LiMo: LiMo applications can be written in C/C++, allowing them to run natively.

Android: Android applications are written in Java, so all applications will be running in a Virtual Machine. Virtual Machines mean CPU overhead, meaning applications that may not be as efficient as if they were running native. However, it almost absolutely guarantees a standard application environment across Android devices.

In other words: LiMo applications are running in a language the operating system (OS) inherently understands, while Android applications are running in a virtual environment on top of the operating system. More importantly – you can write a Java virtual machine in C or C++, so while it could be possible to run Android applications on LiMo be it someone wrote a compatible virtual machine, it is far less likely to see LiMo’s C/C++ applications somehow emulated in Java. I was wrong – Android apps aren’t running in a Java VM, they’re running in a Dalvik VM. As such, portability in either direction is unlikely.

4) Handsets/Carriers

LiMo: There are a number of LiMo based handsets on the market, from Panasonic, NEC, Motorola, Purple Labs, LG, or Aplix. Current carrier partners are Vodafone and NTT DoCoMo, and Verizon has announced plans to offer LiMo devices in 2009.
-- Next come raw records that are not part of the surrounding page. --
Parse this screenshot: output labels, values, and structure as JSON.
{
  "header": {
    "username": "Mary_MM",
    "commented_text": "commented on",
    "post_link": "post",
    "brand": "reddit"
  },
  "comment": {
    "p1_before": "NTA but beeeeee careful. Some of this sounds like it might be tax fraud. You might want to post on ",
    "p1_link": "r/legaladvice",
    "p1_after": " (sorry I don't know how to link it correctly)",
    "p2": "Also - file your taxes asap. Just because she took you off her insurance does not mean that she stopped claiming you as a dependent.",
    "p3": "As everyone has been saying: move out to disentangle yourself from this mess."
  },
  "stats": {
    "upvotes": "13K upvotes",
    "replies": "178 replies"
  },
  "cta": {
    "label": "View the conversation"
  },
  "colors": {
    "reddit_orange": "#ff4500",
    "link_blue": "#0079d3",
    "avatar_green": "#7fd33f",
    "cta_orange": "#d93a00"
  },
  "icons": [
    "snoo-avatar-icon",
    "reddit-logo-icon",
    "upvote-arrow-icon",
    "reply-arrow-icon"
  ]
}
Android: HTC has mentioned that they’re working on at least 2-3 Android handsets for 2008, and LG is working on at least one for 2009. The other handset manufacturers registered as Open Handset Alliance members are Motorola and Samsung. Current carrier partners are Sprint Nextel, T-Mobile, China Mobile, Telefonica and Telecom Italia.

5) Hype

LiMo: Fairly low. There just isn’t much chatter about LiMo, besides articles summarizing press releases. I couldn’t find any LiMo enthusiasts, or communities focused around LiMo devices.

Android: High, largely because of Google’s involvement and all the speculation that went on before it was announced. I found a number of opinion articles on Android, and a handful of budding fan forums.

6) Design Aspects

LiMo: Middleware only, meaning LiMo only handles things that are tucked below what the user actually sees. User experience items, such as the interface, are the responsibility of those developing the device.

Android: Android is a full software stack, meaning it consists of an operating system, middleware, user interface, and applications. Android will have a standard user interface, but as it is open source, the carrier/manufacture, and potentially the end user, are free to change it.

In other words: LiMo is only part of the software package that goes on a device, while Android is pretty much the whole package. If those developing the device are looking to start with a complete software solution, they’d probably go with Android. If they’re looking to write their user experience layer from scratch, they’d go with LiMo.

So who will win?

That’s a hard question to answer, as they both offer a totally different solution. Google offers a complete solution, which can be remolded from the top down. LiMo’s solution provides a foundation, on which developers can build the user experience from the ground up.

In terms of adoption, I’m willing to bet Android will reign victorious in the end. The crowds are already buzzing about it, and a number of developers are already cracking out code for it. Thanks to Google’s name being beside it at all times, it’s the first time I’ve ever heard a mobile operating system discussed amongst my non-gadget-obsessed friends (Even though it was just another “OMG! Is this going to be better than what’s on the iPhone?!?!” conversation,) and it hasn’t even hit the market yet.